8. How is it that $\|f\ast\phi_n\|_\infty$ converges uniformly? As far as I understood, pointwise convergence on a compact set does not necessarily imply uniform convergence.

9. Originally Posted by jon.s.beardsley
How is it that $\|f\ast\phi_n\|_\infty$ converges uniformly? As far as I understood, pointwise convergence on a compact set does not necessarily imply uniform convergence.
I guess you mean $f\ast\phi_n$.

Since this is the result in the case when $f_n=f$ for all $n$, I supposed you already knew that $f\ast\phi_n$ converges uniformly to $f$. (So that you were asked for a generalization of this fact)

This is a usual property of approximations of delta, a quick one but not a trivial one. On a compact set, if $f$ is continuous, $\|f\ast\phi_n-f\|_\infty\to 0$. The idea for the proof is to write $(f\ast\phi_n)(x)-f(x)=\int (f(t)-f(x))\phi_n(x-t) dt$, and to use the fact that $\phi_n$ is 0 away from 0 (precisions depend on your own definition) so that the integral reduces to a segment around $x$ of small width. Using the uniform continuity of $f$ (that's were compacity is involved), we conclude. (Use an $\varepsilon>0$ for the proof) I guess you already met this proof in your lecture, didn't you?

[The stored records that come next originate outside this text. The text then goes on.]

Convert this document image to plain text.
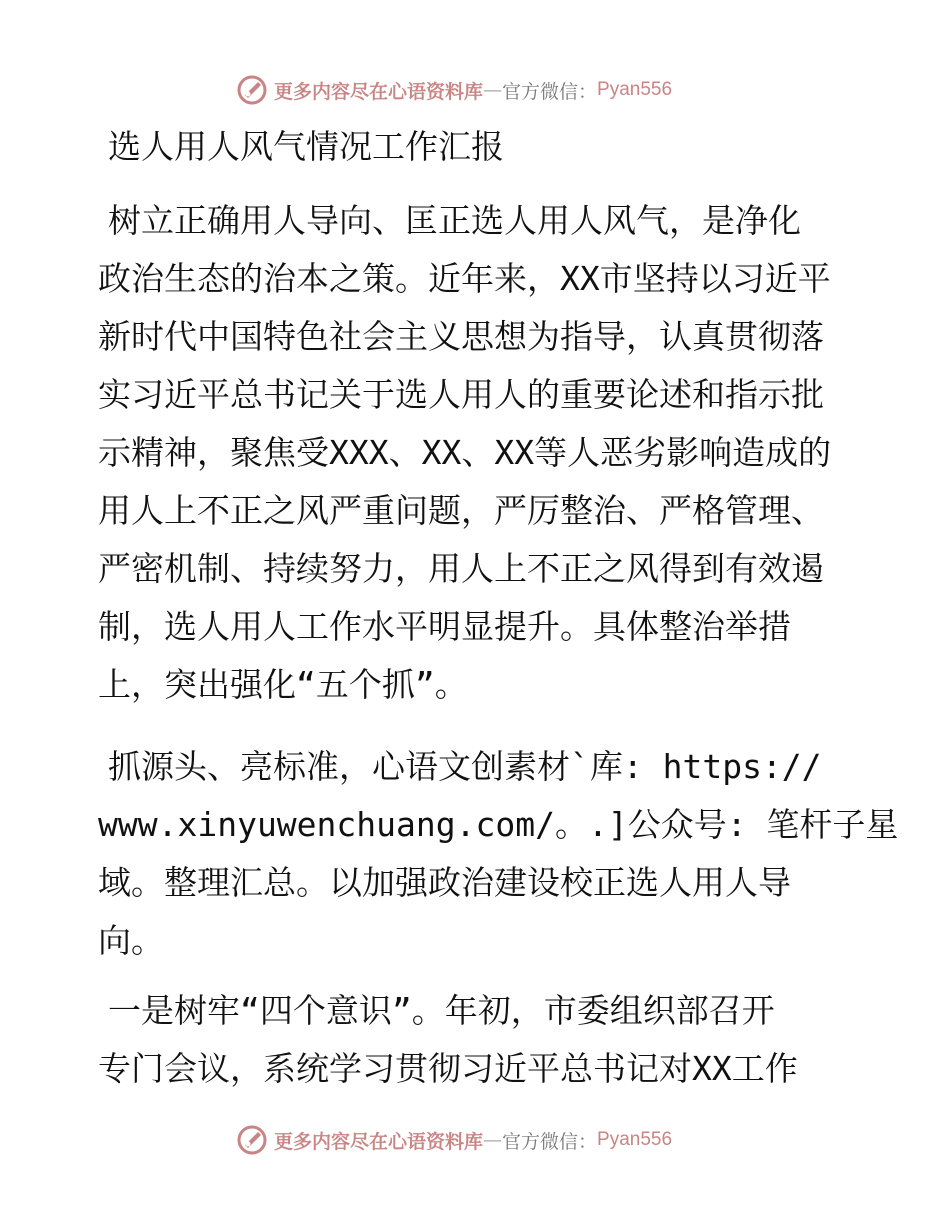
更多内容尽在心语资料库 — 官方微信： Pyan556
选人用人风气情况工作汇报
树立正确用人导向、匡正选人用人风气，是净化
政治生态的治本之策。近年来，XX市坚持以习近平
新时代中国特色社会主义思想为指导，认真贯彻落
实习近平总书记关于选人用人的重要论述和指示批
示精神，聚焦受XXX、XX、XX等人恶劣影响造成的
用人上不正之风严重问题，严厉整治、严格管理、
严密机制、持续努力，用人上不正之风得到有效遏
制，选人用人工作水平明显提升。具体整治举措
上，突出强化“五个抓”。
抓源头、亮标准，心语文创素材`库: https://
www.xinyuwenchuang.com/。.]公众号: 笔杆子星
域。整理汇总。以加强政治建设校正选人用人导
向。
一是树牢“四个意识”。年初，市委组织部召开
专门会议，系统学习贯彻习近平总书记对XX工作
更多内容尽在心语资料库 — 官方微信： Pyan556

10. Thankyou for your help. I have not had any sort of lecture or class on this material. I am attempting to prove some properties of generalized functions for an undergraduate research thesis, and I'm having to figure much out my own (i.e. measure theory, distributions, a lot of functional analysis). I'm trying to show that a class of generalized functions form a sheaf (you know, those things Grothendieck liked) over locally compact spaces, and am starting with $\mathbb{R}^n$. Right now I'm working on a glueing property. Thanks again for all the help.

11. I cannot see how $
(f\ast\phi_n)(x)-f(x)=\int (f(t)-f(x))\phi_n(x-t) dt
$
is true.

12. Originally Posted by jon.s.beardsley
I cannot see how $
(f\ast\phi_n)(x)-f(x)=\int (f(t)-f(x))\phi_n(x-t) dt
$
is true.
Because $f\ast\phi_n(x)=\int f(t)\phi_n(x-t)dt$( and $=\int f(x-t)\phi_n(t)dt$ as well) and, since $\int\phi_n(t)dt=1$ (approximation of delta...), $f(x)=f(x)\int \phi_n(t) dt=f(x)\int \phi_n(x-t) dt=\int f(x)\phi_n(x-t)dt$ (change of variable)

13. All is clear now! Thankyou!